Search code examples
pythongensimdoc2vec

gensim docvecs.doctags incorrect indices


I'm working with a large dataset of Yelp reviews for a machine learning research project. Gensim has worked well so far, however, when I build the vocabulary with doc2vec.build_vocab() on the over 5,000,000 documents I have...the indices appear to all be collected into a 64-key dictionary (which should certainly not be the case).

Below is the script I made for tagging the documents, building the vocabulary, and training the model.

import os
import time
import pandas as pd
import numpy as np
from collections import namedtuple
from gensim.models.doc2vec import Doc2Vec
from keras.preprocessing.text import text_to_word_sequence

# keras helper function
def text2_word_seq(review):
  return text_to_word_sequence(review, 
       filters='!"#$%&()*+,-./:;<=>?@[\\]^_`{|}~\t\n', 
       lower=True, split=" ")

# instantiate the model
d2v = Doc2Vec(vector_size=300, 
  window=6, min_count=5, workers=os.cpu_count()-1)

chunksize = 5000
train_data = pd.read_json("dataset/review.json",
    chunksize=chunksize,
    lines=True)

Review = namedtuple('Review', 'words tags')
documents = list()
for i, data in enumerate(train_data):
    print("Looked at %d chunks, %d documents" % 
       (i, i*chunksize), end='\r', flush=True)
    users = data.user_id.values
    for j, review in enumerate(data.text):
        documents.append(Review(text2_word_seq(review), users[j]))

# build the vocabulary 
d2v.build_vocab(documents.__iter__(), update=False,
   progress_per=100000, keep_raw_vocab=False, trim_rule=None)

# train the model
d2v.train(documents, total_examples=len(documents), epochs=10)
d2v.save('d2v-model-v001')

After saving the model and loading it with genim.models.Doc2Vec.load(), the model's docvecs.doctags is of length 64. Each tag I am using when building the vocabulary is a user id. It is not necessarily unique, but there are thousands of users (not 64). Also, the tags appear as single characters - which is not expected...

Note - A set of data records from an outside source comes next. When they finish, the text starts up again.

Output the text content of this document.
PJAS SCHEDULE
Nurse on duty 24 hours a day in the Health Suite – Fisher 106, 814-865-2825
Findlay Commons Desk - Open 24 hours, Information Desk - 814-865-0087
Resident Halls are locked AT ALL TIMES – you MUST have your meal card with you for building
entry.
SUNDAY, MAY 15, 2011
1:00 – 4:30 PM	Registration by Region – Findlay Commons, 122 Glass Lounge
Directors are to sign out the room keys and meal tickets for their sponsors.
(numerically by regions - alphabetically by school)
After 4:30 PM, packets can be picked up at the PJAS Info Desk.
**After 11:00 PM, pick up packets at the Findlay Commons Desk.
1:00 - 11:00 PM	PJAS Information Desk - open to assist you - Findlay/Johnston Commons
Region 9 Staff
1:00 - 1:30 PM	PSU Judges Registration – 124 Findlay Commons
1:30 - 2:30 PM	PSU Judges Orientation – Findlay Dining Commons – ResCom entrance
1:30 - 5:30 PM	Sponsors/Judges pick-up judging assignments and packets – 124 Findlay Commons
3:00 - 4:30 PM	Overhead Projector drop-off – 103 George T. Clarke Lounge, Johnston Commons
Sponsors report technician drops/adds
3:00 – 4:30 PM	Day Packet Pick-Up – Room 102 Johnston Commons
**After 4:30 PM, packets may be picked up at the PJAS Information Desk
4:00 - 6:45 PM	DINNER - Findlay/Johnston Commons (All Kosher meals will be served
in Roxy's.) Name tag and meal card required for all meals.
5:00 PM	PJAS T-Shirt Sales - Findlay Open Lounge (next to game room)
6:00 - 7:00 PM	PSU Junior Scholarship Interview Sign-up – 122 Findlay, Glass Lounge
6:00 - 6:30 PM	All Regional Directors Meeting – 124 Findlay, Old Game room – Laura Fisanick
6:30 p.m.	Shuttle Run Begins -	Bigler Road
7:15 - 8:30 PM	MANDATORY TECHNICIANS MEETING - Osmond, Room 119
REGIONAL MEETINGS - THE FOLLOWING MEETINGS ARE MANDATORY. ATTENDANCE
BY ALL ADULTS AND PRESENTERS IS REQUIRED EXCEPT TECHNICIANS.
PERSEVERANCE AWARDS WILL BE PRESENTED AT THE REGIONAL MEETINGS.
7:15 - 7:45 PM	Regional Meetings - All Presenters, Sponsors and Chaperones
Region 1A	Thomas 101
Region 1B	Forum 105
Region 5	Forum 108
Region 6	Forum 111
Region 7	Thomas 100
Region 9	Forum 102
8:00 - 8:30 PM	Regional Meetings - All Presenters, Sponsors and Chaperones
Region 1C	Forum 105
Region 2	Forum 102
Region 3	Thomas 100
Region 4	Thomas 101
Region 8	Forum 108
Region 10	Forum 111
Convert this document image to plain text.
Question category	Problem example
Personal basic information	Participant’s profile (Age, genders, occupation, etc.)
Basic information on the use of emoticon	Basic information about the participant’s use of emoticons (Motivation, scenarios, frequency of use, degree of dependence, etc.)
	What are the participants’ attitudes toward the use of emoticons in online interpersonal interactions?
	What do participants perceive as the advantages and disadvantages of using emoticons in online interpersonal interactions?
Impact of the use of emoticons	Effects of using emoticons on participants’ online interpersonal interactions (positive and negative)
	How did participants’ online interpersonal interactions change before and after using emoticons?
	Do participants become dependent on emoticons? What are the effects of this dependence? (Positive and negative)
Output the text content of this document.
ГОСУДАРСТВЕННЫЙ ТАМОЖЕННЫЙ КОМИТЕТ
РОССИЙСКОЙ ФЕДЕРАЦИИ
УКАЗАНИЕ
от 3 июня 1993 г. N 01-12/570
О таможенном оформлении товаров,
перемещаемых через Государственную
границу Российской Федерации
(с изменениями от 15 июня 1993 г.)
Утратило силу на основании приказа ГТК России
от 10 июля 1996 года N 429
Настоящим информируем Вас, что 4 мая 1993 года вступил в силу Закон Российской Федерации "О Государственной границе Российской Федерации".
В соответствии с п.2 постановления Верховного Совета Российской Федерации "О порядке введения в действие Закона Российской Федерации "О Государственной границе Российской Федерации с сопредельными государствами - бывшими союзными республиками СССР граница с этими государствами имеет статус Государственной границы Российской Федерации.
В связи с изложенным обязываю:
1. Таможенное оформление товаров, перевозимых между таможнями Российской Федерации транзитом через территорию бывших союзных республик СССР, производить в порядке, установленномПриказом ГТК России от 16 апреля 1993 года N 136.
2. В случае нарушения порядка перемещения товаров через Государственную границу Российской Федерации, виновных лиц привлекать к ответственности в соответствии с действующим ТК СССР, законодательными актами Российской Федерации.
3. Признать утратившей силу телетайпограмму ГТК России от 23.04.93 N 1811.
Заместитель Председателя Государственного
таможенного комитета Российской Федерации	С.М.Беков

>>> len(x.docvecs.doctags)

64

>>> x.docvecs.doctags

{'Y': Doctag(offset=27, word_count=195151634, doc_count=1727798), 
'j': Doctag(offset=47, word_count=198241878, doc_count=1739169), 
'4': Doctag(offset=17, word_count=195902251, doc_count=1728095), 
'J': Doctag(offset=50, word_count=197884244, doc_count=1741666), 
'W': Doctag(offset=41, word_count=198804200, doc_count=1741269), 
'O': Doctag(offset=23, word_count=196212468, doc_count=1728735), 
'o': Doctag(offset=9, word_count=194177928, doc_count=1709768), 
'n': Doctag(offset=3, word_count=193799059, doc_count=1714620), 
'3': Doctag(offset=34, word_count=197320036, doc_count=1725467), 
'F': Doctag(offset=10, word_count=195614702, doc_count=1729058) ...

What am I doing wrong here?


Solution

  • The tags property of your text examples should be a list-of-tags. (It can be a list containing just a single tag, but it must be a list.)

    If you provide a string instead, that will look like a list-of-one-character-strings to the code expecting a lis. Thus you'll train just a small number of single-character-tags, one per unique character appearing in any of the tags strings you provided.